Doctor Stephen Strange — a rich, white man — comes to Nepal, is disrespectful to the mystical ways of Kamar-Taj, and subsequently masters magic faster than any of the Asian pupils. Sure, Marvel. Sure.
“Doctor Strange” is the latest offering in the Marvel Cinematic Universe. It features Benedict Cumberbatch as Strange, a genius neurosurgeon in the league of Tony Stark when it comes to the ego department. Strange strives to be the best in what he does, saving patients’ lives without any real regard for them. But one night on his way to a speaking engagement, Strange is distracted while looking at medical documents and ends up in a severe car accident that leaves his hands trembling and useless, effectively ending his career.
For many people, reaching such a crossroads effects some sort of change, hopefully for the good. But Strange refuses to accept what western medicine cannot heal. Following a tip, he sets off for eastern lands to Kamar-Taj, where he finds the Ancient One (Tilda Swinton). Under her watchful eye, Strange encounters a mystical world, where parallel universes are without end. Of course, there’s also a villain to be discovered — Kaecilius (Mads Mikkelsen), a former pupil of the Ancient One with a dark purpose.
“Doctor Strange” is an extravaganza of magic, a power that has yet to truly be explored in any of the other twelve Marvel films. Instead of powered suits and super soldiers, we get to see new worlds open up before our eyes as sorcerers battle with golden sigils and buildings bending and twisting around them. The visual effects are some of the best I’ve ever seen and will likely draw comparisons with “Inception” and “The Matrix.”
The action sequences are excellently done and never feel burdened by the special effects. They feel as fresh and energetic as the plot, easily jumping from one moment to another. The hand-to-hand combat feels flat at times, but the magic fights easily smooths everything over.
Cumberbatch owns his role as Strange, bringing a perfect blend of arrogance and awe to the proceedings. He is an everyman character, showing all of the confusion at the strange things he witnesses that any of us would.
It’s unfortunate that this confusion and the subsequent training scenes are cut short in the film. Strange masters his powers so quickly that another character inevitably mentions that he seems destined for this. You don’t say.

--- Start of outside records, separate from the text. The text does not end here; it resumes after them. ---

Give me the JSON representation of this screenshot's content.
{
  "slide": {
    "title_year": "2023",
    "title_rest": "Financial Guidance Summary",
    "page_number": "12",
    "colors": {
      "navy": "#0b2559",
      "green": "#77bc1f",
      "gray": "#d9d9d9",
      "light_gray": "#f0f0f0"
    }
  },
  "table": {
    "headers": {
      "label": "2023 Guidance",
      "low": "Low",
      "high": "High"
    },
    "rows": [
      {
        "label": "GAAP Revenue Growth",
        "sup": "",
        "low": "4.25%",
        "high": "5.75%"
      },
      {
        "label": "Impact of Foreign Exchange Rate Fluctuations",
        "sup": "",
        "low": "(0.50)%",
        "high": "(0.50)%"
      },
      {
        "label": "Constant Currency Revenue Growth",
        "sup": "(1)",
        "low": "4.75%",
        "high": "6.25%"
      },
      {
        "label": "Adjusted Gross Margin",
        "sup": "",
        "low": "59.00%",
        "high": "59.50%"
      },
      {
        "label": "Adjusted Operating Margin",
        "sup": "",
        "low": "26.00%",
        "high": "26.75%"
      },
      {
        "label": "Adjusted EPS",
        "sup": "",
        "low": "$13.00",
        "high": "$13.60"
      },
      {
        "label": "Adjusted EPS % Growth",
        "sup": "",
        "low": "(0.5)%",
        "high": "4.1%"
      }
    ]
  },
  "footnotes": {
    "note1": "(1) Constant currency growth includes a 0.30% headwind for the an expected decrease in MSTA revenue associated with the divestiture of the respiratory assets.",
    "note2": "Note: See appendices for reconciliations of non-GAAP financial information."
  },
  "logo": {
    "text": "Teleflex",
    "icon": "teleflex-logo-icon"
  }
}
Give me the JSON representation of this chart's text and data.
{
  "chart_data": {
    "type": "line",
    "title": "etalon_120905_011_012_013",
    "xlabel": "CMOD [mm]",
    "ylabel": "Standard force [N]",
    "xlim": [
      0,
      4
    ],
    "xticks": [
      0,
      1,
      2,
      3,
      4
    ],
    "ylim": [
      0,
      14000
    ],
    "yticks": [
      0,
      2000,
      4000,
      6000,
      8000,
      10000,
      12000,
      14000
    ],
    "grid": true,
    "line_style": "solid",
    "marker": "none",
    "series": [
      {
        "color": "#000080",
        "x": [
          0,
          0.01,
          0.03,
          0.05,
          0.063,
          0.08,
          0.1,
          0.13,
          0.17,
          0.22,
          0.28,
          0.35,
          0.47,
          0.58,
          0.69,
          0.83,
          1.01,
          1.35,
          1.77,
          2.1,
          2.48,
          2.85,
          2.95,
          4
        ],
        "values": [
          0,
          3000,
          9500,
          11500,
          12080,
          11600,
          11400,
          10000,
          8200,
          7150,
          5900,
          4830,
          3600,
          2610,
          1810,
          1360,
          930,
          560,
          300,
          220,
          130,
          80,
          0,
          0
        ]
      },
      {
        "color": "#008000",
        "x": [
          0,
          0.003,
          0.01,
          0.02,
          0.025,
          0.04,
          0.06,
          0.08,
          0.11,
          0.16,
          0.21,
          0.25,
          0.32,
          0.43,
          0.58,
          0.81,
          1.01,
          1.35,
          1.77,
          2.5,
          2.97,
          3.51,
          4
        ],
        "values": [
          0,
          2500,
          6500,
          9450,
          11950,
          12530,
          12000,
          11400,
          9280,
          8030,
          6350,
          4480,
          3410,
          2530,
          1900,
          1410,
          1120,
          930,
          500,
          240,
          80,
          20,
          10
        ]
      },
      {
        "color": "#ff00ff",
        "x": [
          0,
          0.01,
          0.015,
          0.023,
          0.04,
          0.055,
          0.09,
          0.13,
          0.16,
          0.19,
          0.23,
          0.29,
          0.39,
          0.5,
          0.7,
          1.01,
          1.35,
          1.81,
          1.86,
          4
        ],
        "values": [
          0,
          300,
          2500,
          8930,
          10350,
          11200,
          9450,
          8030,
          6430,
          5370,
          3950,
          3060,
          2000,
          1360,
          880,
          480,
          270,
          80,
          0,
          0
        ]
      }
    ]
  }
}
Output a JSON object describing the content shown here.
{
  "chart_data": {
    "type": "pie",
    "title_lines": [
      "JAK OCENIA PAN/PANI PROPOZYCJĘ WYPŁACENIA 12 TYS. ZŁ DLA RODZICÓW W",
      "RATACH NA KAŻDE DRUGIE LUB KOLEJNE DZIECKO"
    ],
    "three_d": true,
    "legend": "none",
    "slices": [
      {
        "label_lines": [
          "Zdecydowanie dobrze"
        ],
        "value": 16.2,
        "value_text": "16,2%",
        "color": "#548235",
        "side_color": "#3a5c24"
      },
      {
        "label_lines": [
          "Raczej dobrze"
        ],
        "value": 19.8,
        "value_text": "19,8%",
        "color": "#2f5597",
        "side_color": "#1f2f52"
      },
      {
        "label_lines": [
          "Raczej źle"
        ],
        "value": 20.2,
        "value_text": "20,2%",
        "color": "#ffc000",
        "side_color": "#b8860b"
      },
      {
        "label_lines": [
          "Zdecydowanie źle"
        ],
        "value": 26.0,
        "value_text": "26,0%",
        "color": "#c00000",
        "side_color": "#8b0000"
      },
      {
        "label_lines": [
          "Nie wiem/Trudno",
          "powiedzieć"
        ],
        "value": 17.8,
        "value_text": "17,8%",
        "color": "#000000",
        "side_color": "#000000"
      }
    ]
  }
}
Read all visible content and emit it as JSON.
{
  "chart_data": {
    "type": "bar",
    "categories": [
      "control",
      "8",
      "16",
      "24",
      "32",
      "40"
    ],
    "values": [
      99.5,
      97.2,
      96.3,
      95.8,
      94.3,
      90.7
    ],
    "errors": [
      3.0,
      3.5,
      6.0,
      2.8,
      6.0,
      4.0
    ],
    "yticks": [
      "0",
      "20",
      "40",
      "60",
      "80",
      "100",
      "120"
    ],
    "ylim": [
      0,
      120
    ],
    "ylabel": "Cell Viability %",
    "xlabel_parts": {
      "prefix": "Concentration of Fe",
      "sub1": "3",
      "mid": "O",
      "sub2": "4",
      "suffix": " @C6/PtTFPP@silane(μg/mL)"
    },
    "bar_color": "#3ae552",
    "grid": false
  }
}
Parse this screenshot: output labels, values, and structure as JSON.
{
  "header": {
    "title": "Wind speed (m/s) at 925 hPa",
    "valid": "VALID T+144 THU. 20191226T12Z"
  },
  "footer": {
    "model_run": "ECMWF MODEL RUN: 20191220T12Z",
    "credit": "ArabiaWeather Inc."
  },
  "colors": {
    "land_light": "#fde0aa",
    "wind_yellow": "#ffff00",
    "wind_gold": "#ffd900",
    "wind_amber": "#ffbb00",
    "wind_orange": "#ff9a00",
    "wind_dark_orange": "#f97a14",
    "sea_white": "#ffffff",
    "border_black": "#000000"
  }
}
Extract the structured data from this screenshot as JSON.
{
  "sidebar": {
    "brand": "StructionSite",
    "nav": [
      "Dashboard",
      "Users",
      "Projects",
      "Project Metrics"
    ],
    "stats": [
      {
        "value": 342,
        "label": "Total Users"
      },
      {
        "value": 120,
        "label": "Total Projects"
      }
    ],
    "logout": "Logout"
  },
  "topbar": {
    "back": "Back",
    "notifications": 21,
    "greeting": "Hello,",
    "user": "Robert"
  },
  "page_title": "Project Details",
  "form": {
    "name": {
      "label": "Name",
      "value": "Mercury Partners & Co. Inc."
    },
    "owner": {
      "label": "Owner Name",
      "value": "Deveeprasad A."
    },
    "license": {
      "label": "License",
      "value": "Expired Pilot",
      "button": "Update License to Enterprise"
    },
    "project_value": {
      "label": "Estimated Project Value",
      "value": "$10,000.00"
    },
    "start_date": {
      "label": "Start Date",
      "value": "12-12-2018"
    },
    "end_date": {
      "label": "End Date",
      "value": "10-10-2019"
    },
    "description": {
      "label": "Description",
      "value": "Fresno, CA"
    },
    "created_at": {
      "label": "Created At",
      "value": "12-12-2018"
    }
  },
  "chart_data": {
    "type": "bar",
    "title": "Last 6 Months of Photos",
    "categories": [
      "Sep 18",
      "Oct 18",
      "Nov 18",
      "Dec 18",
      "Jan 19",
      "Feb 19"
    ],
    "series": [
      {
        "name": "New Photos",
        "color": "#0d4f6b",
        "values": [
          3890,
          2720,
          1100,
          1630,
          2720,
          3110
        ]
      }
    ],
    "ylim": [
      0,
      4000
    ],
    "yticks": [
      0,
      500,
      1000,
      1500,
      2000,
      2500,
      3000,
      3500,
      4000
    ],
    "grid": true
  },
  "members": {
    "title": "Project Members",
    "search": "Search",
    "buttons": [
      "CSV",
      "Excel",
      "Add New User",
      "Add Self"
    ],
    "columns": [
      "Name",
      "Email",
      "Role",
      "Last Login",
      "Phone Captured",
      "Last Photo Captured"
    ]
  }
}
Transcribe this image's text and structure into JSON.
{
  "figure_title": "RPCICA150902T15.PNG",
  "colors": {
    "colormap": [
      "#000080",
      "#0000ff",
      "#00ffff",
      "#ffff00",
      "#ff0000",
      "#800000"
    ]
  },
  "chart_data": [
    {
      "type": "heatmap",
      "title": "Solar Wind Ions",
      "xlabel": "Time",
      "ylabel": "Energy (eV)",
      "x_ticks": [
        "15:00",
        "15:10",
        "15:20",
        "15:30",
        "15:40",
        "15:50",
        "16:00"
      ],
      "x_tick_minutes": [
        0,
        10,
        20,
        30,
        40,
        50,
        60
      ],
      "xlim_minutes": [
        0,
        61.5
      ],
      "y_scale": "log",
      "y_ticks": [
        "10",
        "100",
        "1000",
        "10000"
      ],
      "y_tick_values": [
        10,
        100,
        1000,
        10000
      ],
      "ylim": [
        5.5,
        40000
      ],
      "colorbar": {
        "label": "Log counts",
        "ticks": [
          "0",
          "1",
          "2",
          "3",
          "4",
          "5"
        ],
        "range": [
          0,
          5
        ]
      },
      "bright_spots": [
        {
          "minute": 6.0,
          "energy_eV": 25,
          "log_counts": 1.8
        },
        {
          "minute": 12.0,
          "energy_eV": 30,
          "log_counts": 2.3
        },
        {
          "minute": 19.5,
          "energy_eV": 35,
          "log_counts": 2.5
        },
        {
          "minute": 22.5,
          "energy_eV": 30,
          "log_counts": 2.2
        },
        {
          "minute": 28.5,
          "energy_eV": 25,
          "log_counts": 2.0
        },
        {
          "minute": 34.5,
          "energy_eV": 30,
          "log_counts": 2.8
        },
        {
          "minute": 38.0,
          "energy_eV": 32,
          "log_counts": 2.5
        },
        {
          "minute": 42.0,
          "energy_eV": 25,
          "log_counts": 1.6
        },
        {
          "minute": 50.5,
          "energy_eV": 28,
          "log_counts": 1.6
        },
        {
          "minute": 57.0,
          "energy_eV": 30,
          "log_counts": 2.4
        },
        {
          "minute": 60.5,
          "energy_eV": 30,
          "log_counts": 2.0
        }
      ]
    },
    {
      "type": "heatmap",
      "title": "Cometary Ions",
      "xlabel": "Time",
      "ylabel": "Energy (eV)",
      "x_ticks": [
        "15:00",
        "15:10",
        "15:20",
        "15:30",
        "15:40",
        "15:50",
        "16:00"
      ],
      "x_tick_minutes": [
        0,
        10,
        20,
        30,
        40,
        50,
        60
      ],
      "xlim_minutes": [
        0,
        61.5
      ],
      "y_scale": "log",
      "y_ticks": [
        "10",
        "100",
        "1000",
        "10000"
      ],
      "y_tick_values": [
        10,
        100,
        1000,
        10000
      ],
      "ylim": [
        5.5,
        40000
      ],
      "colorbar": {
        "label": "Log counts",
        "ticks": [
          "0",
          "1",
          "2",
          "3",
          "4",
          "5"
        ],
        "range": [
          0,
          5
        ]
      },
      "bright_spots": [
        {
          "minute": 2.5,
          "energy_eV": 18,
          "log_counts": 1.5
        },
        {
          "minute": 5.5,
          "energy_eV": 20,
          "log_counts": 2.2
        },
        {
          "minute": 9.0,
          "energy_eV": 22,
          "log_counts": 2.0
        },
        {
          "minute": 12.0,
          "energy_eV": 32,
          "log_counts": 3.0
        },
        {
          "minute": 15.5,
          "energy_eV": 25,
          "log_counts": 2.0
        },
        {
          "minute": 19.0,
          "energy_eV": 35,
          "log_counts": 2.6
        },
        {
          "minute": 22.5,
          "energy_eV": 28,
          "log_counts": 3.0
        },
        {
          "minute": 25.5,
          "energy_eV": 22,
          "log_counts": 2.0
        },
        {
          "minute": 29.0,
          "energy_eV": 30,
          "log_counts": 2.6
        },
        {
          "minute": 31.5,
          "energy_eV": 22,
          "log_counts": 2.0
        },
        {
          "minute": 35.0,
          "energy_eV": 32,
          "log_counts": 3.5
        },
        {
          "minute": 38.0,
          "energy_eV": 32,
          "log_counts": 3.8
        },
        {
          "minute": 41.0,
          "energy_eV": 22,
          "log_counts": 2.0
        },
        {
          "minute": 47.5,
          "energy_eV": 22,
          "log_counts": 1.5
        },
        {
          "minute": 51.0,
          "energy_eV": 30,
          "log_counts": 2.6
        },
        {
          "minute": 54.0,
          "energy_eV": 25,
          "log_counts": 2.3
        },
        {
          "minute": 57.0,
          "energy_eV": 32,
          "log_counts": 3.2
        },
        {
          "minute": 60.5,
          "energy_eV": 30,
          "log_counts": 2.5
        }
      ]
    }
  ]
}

Swinton brings her usual uncanniness to the Ancient One, and she cuts with ease between incredible wisdom, sharp humor and the sorrow of the ages. But while Swinton excels, Marvel’s decision to whitewash an originally Asian character mars the film. Both Marvel and Director Scott Derrickson have defended the casting multiple times, but really, in this day and age, such decisions sound increasingly ridiculous.
Additionally, Kaecilius is another poorly developed Marvel villain. Mikkelsen is known for his incredible turn as Dr. Hannibal Lecter in “Hannibal,” and to see his talent only teased at here was frustrating.
In spite of these glaring problems, “Doctor Strange” remains an intriguing entry into the MCU. It is not the best Marvel film nor is it the worst. It easily has some of the best special effects of them all. And Cumberbatch is fantastic.
Now if Marvel could just stop adding to the racism in Hollywood, that would be great.